Appels à contributionsBibliographies/LiensCommunautés AfricainesCoopération Israel-AfriqueDossiers accessible à tousFiches biographiques

Albert Einstein et les droits civiques aux USA

Albert Einstein a visité l’Université Lincoln en 1946. Lincoln University a été fondée en 1854 sous le nom d’Ashmun Institute et elle est devenue l’université historiquement noire aux États-Unis pour délivrer des diplômes officiels. Le scientifique lauréat du prix Nobel a dit : « La séparation des races n’est pas une maladie des gens de couleur. C’est une maladie des Blancs. Je n’ai pas l’intention de me taire. »
[HBCU: Historically black colleges and universities. Les universités traditionnellement noires sont des institutions d’éducation supérieure aux États-Unis. Elles furent créées avant 1964 avec l’objectif de servir la communauté noire NdT]

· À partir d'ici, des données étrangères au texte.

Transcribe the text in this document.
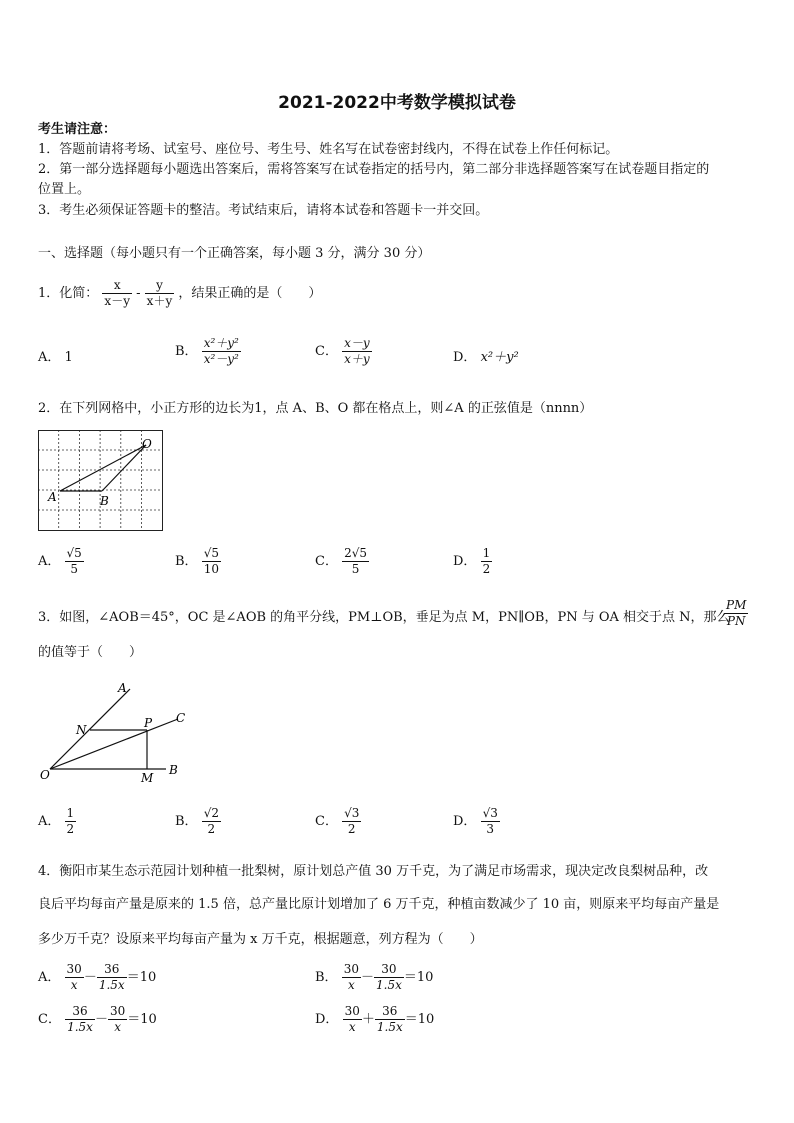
2021-2022中考数学模拟试卷
考生请注意：
1．答题前请将考场、试室号、座位号、考生号、姓名写在试卷密封线内，不得在试卷上作任何标记。
2．第一部分选择题每小题选出答案后，需将答案写在试卷指定的括号内，第二部分非选择题答案写在试卷题目指定的
位置上。
3．考生必须保证答题卡的整洁。考试结束后，请将本试卷和答题卡一并交回。
一、选择题（每小题只有一个正确答案，每小题 3 分，满分 30 分）
1．化简： $\frac{x}{x-y} - \frac{y}{x+y}$ ，结果正确的是（　　）
A． 1	B． $\frac{\text{x²＋y²}}{\text{x²－y²}}$	C． $\frac{x-y}{x+y}$	D． x²＋y²
2．在下列网格中，小正方形的边长为1，点 A、B、O 都在格点上，则∠A 的正弦值是（nnnn）
O
A	B
A． $\frac{√5}{5}$	B． $\frac{√5}{10}$	C． $\frac{2√5}{5}$	D． $\frac{1}{2}$
3．如图，∠AOB＝45°，OC 是∠AOB 的角平分线，PM⊥OB，垂足为点 M，PN∥OB，PN 与 OA 相交于点 N，那么
$\frac{PM}{PN}$
的值等于（　　）
A
C
N	P
O	M
B
A． $\frac{1}{2}$	B． $\frac{√2}{2}$	C． $\frac{√3}{2}$	D． $\frac{√3}{3}$
4．衡阳市某生态示范园计划种植一批梨树，原计划总产值 30 万千克，为了满足市场需求，现决定改良梨树品种，改
良后平均每亩产量是原来的 1.5 倍，总产量比原计划增加了 6 万千克，种植亩数减少了 10 亩，则原来平均每亩产量是
多少万千克？设原来平均每亩产量为 x 万千克，根据题意，列方程为（　　）
A． $\frac{30}{x} - \frac{36}{1.5x} =10$	B． $\frac{30}{x} - \frac{30}{1.5x} =10$
C． $\frac{36}{1.5x} - \frac{30}{x} =10$	D． $\frac{30}{x} + \frac{36}{1.5x} =10$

De la Gazette de Harvard : « En 1946, le prix Nobel de physique s’est rendu à l’Université Lincoln en Pennsylvanie, l’alma mater de Langston Hughes et Thurgood Marshall et la première école en Amérique à délivrer des diplômes universitaires aux Noirs [Désigne leur université pour les étudiants qui en sont issus NdT]. À Lincoln, Einstein a prononcé un discours dans lequel il a qualifié le racisme de « maladie des Blancs » et a ajouté : « Je n’ai pas l’intention de rester silencieux à ce sujet. Il a également reçu un doctorat honorifique et a donné une conférence sur la relativité aux étudiants de Lincoln. » »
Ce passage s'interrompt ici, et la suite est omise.